4 estrellas
8
El exorcista
Título original: The Exorcist
Año: 1973
País: Estados Unidos
Duración: 122 min.
Género: Terror
Categoría: Sacerdotes
Calificación moral: +18
Director: William Friedkin
Guión: William Peter Blatty
Música: Jack Nitzsche
Fotografía: Owen Roizman
Reparto: Ellen Burstyn, Max von Sydow, Lee J. Cobb, Kitty Winn, Jack MacGowran, Jason Miller, Linda Blair

Regan, una niña de doce años, comienza a sufrir unos extraños trastornos. Las numerosas pruebas clínicas a las que es sometida no ofrecen ningún resultado esclarecedor, puesto que no revelan anomalía alguna. Descontenta con el diagnóstico médico de la chica, su madre se pone en contacto con el padre Karras para que practique un exorcismo a su hija. Para esta delicada tarea, el religioso contará con la ayuda del padre Merrin; un sacerdote experto en esta práctica.

La figura del exorcista ha sido recurrente en el séptimo arte desde el estreno de esta película, pero allá por los años 70 el desconocimiento era tal, que la Warner Bros, de acuerdo con el guionista William Peter Blatty, quiso cambiar el título del largometraje, tras verificar que ni siquiera los miembros del equipo tenían idea de qué era un exorcista. Sin embargo, finalmente esto no supuso un obstáculo para que la propuesta fuera un rotundo éxito de crítica y público, convirtiéndose en uno de los grandes clásicos del cine de terror.

William Peter Blatty trasladó al guión su propia novela, inspirada en el caso real de un muchacho de trece años de Maryland, en 1949. William Friedkin, por su parte, dirigió la cinta más importante de su carrera, valiéndose de todo tipo de artimañas para crispar a sus actores, principalmente antes de las secuencias de exorcismos. Las víctimas de sus métodos fueron el debutante Jason Miller, elegido para interpretar al padre Karras -en detrimento de candidatos como Marlon Brando o Jack Nicholson-, y un estupendo Max von Sydow, en uno de sus papeles más emblemáticos. Además, William O’Malley, un auténtico sacerdote, dio vida al padre Dyer.

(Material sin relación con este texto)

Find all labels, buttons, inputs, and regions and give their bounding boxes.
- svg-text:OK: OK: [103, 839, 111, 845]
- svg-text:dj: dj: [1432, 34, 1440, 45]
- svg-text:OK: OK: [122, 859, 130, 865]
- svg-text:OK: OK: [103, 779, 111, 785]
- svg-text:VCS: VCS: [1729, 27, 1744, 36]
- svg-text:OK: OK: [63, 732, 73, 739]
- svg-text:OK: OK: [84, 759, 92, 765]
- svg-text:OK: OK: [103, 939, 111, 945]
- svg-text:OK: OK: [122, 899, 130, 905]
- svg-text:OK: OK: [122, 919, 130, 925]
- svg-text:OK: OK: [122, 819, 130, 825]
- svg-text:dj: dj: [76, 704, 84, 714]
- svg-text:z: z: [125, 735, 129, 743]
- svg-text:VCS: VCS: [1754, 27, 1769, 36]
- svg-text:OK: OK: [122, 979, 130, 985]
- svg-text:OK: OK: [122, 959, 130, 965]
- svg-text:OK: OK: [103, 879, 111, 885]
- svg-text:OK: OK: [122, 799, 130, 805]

El relato nos presenta a un enigmático padre Karras inmerso en una crisis de fe, que hará aún más cuesta arriba la situación con la que debe lidiar. En un primer momento, tratará de afrontar el problema desde su condición de psiquiatra. Su decisión encontrará la oposición de la madre de Regan, que le pide actuar como clérigo pues, aunque no es creyente, ha comprobado las limitaciones de la ciencia en el caso de su hija. Esta petición entrará en conflicto con los preceptos marcados por los médicos, que no creen en la veracidad de los exorcismos.

El film es terrorífico, violento, a ratos desagradable e incluso blasfemo; aspectos que pueden herir al espectador. Su visión del mal es muy cruda y obscena. En contraposición, los sacerdotes son los héroes de la historia. Aparecen como hombres mundanos, con sus carencias, pero como representantes de Cristo en la tierra e instrumento de Éste para luchar contra el mal.

La producción fue premiada con 2 Oscar, en las categorías de mejor guión adaptado y sonido, de 10 nominaciones. También se llevó 4 Globos de Oro, entre ellos, el de mejor película en el apartado de drama. En el año 2000, se volvió a proyectar en los cines una edición remasterizada, con el agregado de El montaje del director, en la que se añadieron nuevas secuencias.